How Not to Argue Against the New Atheists
Of all the criticisms launched against New Atheists such as Richard Dawkins, Sam Harris, and the late Christopher Hitchens, by far the most prevalent is that this type of nonbeliever is just so gosh darn mean.
Such is the tone – and even more unimpressively, the substance – of Nathan Lean’s errant broadside against the New Atheists in a meandering column for Salon. Calling them the “new Islamophobes,” Lean constructs a straw man that weaves the New Atheists together with the likes of Pamela Geller, in which the atheists’ “invectives against Muslims resembl[e] the rowdy, uneducated ramblings of backwoods racists rather than appraisals based on intellect, rationality and reason.”
Where Lean goes wrong is his use of the phrase, “invectives against Muslims.” Anyone familiar with the writings of these men will know that their invectives are directed against Islam as a religion, and not Muslims themselves – save for those who have engaged in violent and destructive behavior, such as the 9/11 hijackers, an ayatollah who ordered a writer killed because he wrote a book disrespecting Islam, protesters who attacked embassies because somebody drew a cartoon mocking Muhammad, and other fanatics.
Lean doesn’t make this distinction because he wants the reader to believe that the New Atheists aren’t any better than Geller and her demented disciples. If Lean seriously believes that for all intents and purposes there is no difference between Richard Dawkins and Pamela Geller when it comes to their attitudes toward individual Muslims, then his opinion warrants all the respect of a telemarketing pitch.
Further, Lean’s assertion that the New Atheists’ critiques of religion sound like “uneducated ramblings of backwoods racists rather than appraisals based on intellect, rationality and reason,” is simply nonsense.
Anyone who has read Dawkins’ The God Delusion, Hitchens’ God is Not Great, Harris’ The End of Faith, or other writings of theirs, or watched these men debate the best minds that theism has to offer, knows that this assessment is absurd. Each of these intellectuals has adroitly tackled the grand metaphysical questions at the heart of the god debate, as well as the dangerous real-world consequences that belief in revealed wisdom can have.
Then, Lean clumsily takes aim at this tweet by Dawkins:
“Haven’t read Koran so couldn’t quote chapter and verse like I can for Bible. But [I] often say Islam [is the] greatest force for evil today.”
To which Lean asks, “How’s that for a scientific dose of proof that God does not exist?”
And later Lean says, “How the New Atheists’ anti-Muslim hate advances their belief that God does not exist is not exactly clear.”
This is total non sequitur. It doesn’t. When Lean implies that the New Atheists believe criticizing Islam is a case for nonbelief in god, he’s either being disingenuous or fatuous.

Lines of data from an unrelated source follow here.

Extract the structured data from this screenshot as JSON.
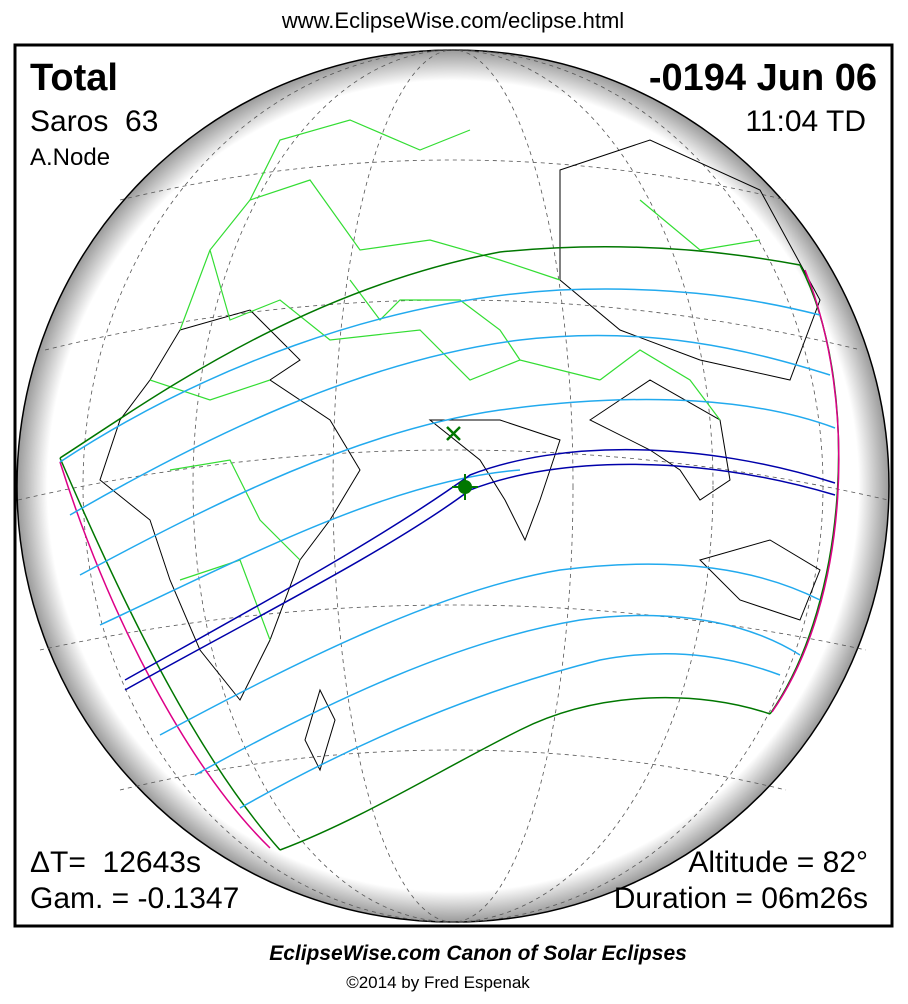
{
  "header": {
    "url": "www.EclipseWise.com/eclipse.html"
  },
  "eclipse": {
    "type": "Total",
    "date": "-0194 Jun 06",
    "saros": "Saros  63",
    "time": "11:04 TD",
    "node": "A.Node",
    "delta_t": "ΔT=  12643s",
    "gamma": "Gam. = -0.1347",
    "altitude": "Altitude = 82°",
    "duration": "Duration = 06m26s"
  },
  "footer": {
    "title": "EclipseWise.com Canon of Solar Eclipses",
    "credit": "©2014 by Fred Espenak"
  }
}
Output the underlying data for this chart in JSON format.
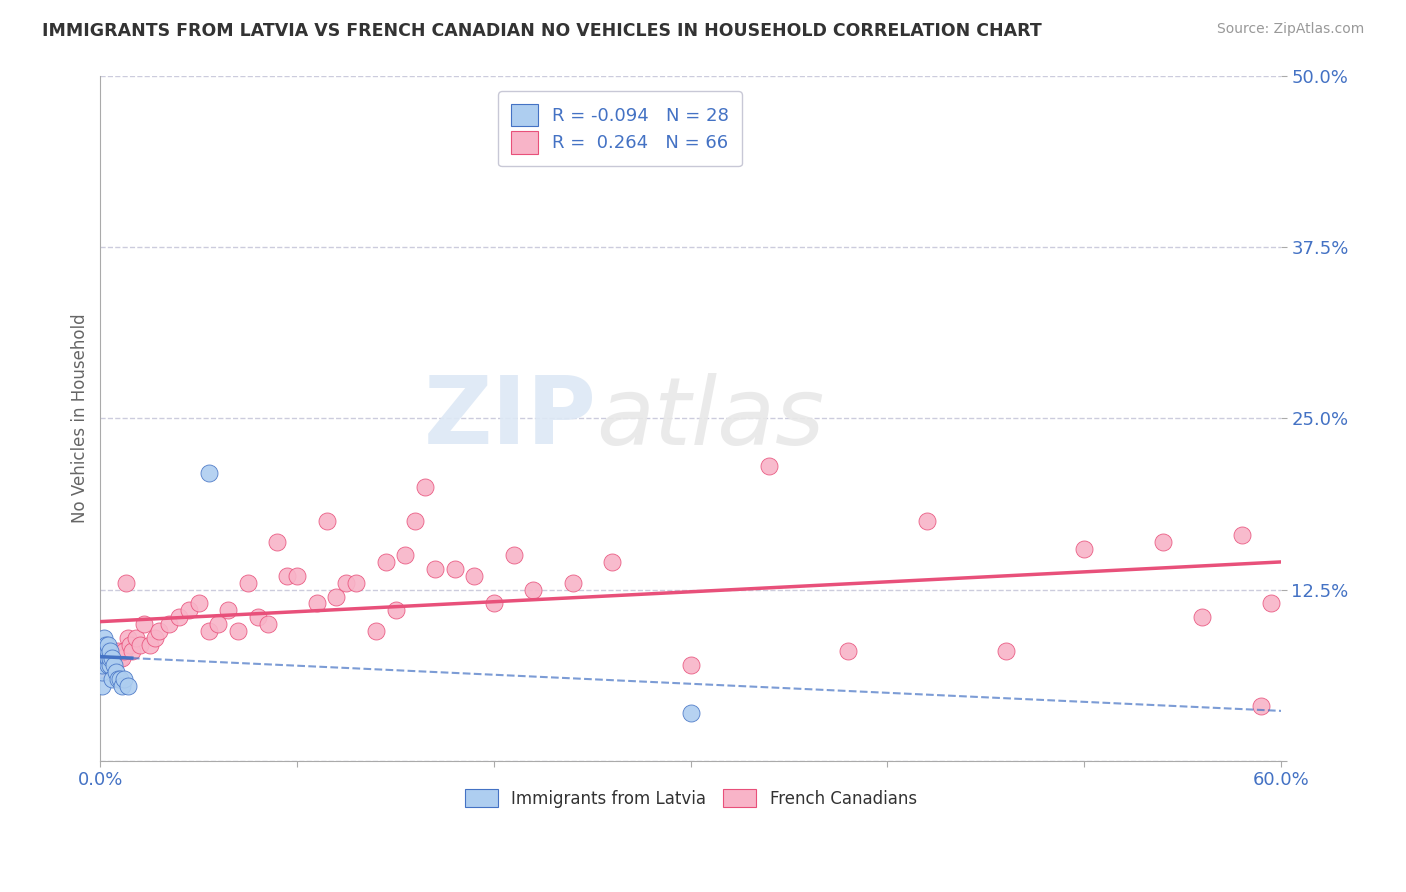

But the most egregious offense that Lean commits is a sin of omission. In attacking Dawkins et al. for their criticisms of Islam, Lean completely ignores the question of whether their critiques actually have any merit – and with good reason. It does not take a sociologist to know that the more a country’s laws are influenced by religion, the more oppressive they tend to be. And as Nolan Kraszkiewicz points out, religiosity and bigotry tend to go hand in hand.
Lean does not engage the New Atheists’ claims about Islam’s track record because he knows that’s a losing battle. When it comes to women’s rights, gay rights, free speech, and matters of social equality in general, the predominantly Islamic Middle East is a wasteland of religious conformism and misogyny. Not surprisingly countries with majority Muslim populations regularly bring up the bottom in surveys measuring women’s rights. Regarding gay rights, there is no such thing. Speech is not free, but limited, and woe unto those in Muslim-dominated countries who blaspheme the Old Time Religion.
Is this because Islam is morally “inferior” to say, Christianity? Hardly. For about 1,000 years the fervent followers of Christ ruled Europe during a time appropriately called the Dark Ages. It was a time of ignorance, fear, oppression, misogyny, misery, and holy wars. That time is over, not because Christianity got better, but because it became less powerful and influential. If there is to be any hope for human rights for all in countries dominated by Islam, that religion too will have to become less powerful and influential.
Critics of the New Atheists are free to take issue with their tone, but to dismiss them without addressing the substance of their arguments constitutes an implicit admission that they just might have a point.